When we reflect God, we obey the Bible. We care about the 10 commandments and the commandments of the New Testament. It is natural to bind the Word to our hearts, it reflects the Father. Additionally, we put away anger. Instead, we respond to people gently, even when they are rude. We do not try to get even or to justify ourselves. Instead, we are patient, caring more about the things of God than our egos. Finally, when we reflect God, we walk in love. We put away jealousy and bitterness in exchange for mercy, kindness, and grace. In our daily walk, we testify of God through our words and actions.

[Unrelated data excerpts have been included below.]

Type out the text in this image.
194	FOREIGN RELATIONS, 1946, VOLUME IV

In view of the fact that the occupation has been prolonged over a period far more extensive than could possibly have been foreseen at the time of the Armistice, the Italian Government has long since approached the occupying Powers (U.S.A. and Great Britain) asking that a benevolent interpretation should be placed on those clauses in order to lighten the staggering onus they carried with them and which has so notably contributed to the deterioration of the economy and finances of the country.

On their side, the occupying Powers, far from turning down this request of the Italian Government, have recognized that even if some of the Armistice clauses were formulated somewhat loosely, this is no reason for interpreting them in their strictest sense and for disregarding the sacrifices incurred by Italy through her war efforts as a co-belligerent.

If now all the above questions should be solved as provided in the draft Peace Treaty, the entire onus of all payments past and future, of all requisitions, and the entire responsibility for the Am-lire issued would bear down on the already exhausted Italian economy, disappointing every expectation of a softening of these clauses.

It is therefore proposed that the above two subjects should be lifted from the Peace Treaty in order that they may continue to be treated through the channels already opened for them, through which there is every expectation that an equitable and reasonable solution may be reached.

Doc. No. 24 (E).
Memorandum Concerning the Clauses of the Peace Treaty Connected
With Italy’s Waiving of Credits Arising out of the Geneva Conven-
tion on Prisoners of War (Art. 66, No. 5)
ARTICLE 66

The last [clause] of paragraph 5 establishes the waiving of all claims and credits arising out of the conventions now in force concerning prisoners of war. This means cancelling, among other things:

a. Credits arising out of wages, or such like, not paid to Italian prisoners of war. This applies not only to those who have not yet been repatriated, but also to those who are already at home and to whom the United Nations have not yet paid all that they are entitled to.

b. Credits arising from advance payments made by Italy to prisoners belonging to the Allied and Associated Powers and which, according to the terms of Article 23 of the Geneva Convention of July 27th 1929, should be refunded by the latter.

When we practice these basic principles, God is reflected to the people around us. We must separate ourselves from sin and come into obedience to the Bible. More, we must submit our goals to God. Are our goals truly Biblical reflecting the whole counsel of the Bible? Or do all our choices hang on one or two scriptures that speak of blessings? When we are purposed to reflect God to the world, we bring all these areas of “flesh” into obedience to the Scripture.

When we separate ourselves from fleshly indulgences we begin to look like Jesus. We both reflect God, and we reflect Jesus’ motivations. Like Jesus, we love to the point of laying down our lives. We are powerful to confront sin in other believers. We are passionate about getting people into a relationship with God. We also believe the Bible when we reflect God. We believe in heaven and hell and an eternal destiny so we realize the worthiest thing we can do to reflect God and imitate Jesus is to share the gospel with the lost.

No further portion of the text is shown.